Berlin-Baghdad Railroad Map
Map of nearly completed Berlin-Baghdad Railroad that would have enabled Germany to ship tank cars of crude from the oil-rich province around Mosul had war not broken out. The rail line ran through lands controlled by the German-Austro-Hungarian Empire and Germany's ally Turkey, which then controlled what would become Iraq after the Great War of 1914-1918. Not inconsequentially, it would have also outflanked the British and French-controlled Suez Canal, through which Britain's own supply of oil from Iran flowed by ship.

Robert Newman's History of Oil

British comedian Robert Newman's humorously insightful perspectives on oil and how the world became addicted.

By EV World

Did you know that World War One actually started because of Iraqi oil?

That's right... or at least that's comedian Robert Newman's take on history, which would appear to be supported by the oft-ignored footnotes of history. In fact, some of the first British troops to see battle was during the campaign to capture Basra, Iraq in November, 1914.

According to Newman, it wasn't because of the assassination of Arch Duke Ferdinand that World War One began. Instead, it was the geopolitical and economic threat to the British Empire posed by Austro-Hungarian-Turkish alliance, the symbol of which was the Berlin-Baghdad Railway -- subsequently known as the famous "Orient Express" after it was taken over by the French and the British. [See also my blog Mister Churchill's Battleships].

If you doubt Newman's premise, do a quick Google search for "Berlin Baghdad Plan". Actually, I did it for you. Below the video is one description of the plan from The Geography of the Great War.

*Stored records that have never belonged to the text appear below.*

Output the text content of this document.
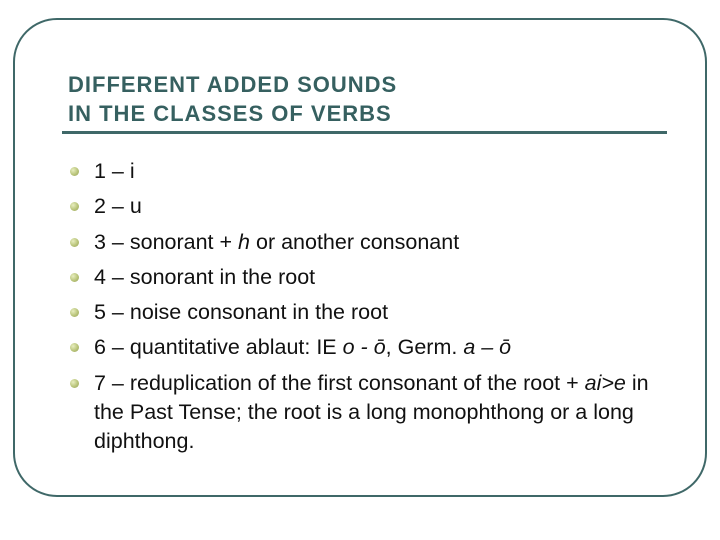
DIFFERENT ADDED SOUNDS
IN THE CLASSES OF VERBS
1 – i
2 – u
3 – sonorant + h or another consonant
4 – sonorant in the root
5 – noise consonant in the root
6 – quantitative ablaut: IE o - ō, Germ. a – ō
7 – reduplication of the first consonant of the root + ai>e in the Past Tense; the root is a long monophthong or a long diphthong.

According to this scheme the Middle-Europe project was to be extended so as to include southwestern Asia. Asia Minor just south of the Black Sea is held by Turkey, and to the south and southeast of that region are a number of weak Mohammedan states somewhat under the control of Turkey. Through a close alliance with Turkey, Germany secured valuable rights in this entire area, including the right to plant colonies, develop trade, and build railways. An especially important feature in the plan was the building of a railroad all the way from Constantinople to Bagdad, more than a thousand miles distant, on the Tigris River. This river flows through the famous country of Mesopotamia and to the Persian Gulf. This road would, of course, be connected with the road from Berlin to Constantinople, so that Berlin, and even Hamburg, would be directly connected by rail with Bagdad; hence the name, the " Berlin-to-Bagdad Plan." The right for its construction was obtained from Turkey by Germany in 1902-1903. Figure 5 (see below) shows how nearly completed this railroad was in January, 1918.

Curious, isn't it how Germany wasn't allowed to finish the line, which was supposed to run right through the middle of the oil-rich city of Mosul, bypassing the British and French-controlled Suez Canal.

Newman's quasi-documentary-stand-up comedy routine touches all the hot-buttons: Iraq, Iran, petro-dollar warfare, peak oil, the fabled hydrogen economy, and even zinc-air fuel cell cars.

He has done his homework, apparently reading Matthew Simmons' "Twilight in the Desert," Richard Heinberg's "The Party is Over", and William Clark's Petrodollar Warfare.. He may even have stumbled across this web site, but that's only speculation on our part.

The point is, Newman hits all the right chords -- or raw nerves -- on why America and British forces invaded Iraq and it isn't because it was one of the world's leading exporters of dates. It's well worth the 45-minutes it takes to watch. History should always be this much fun and... honest.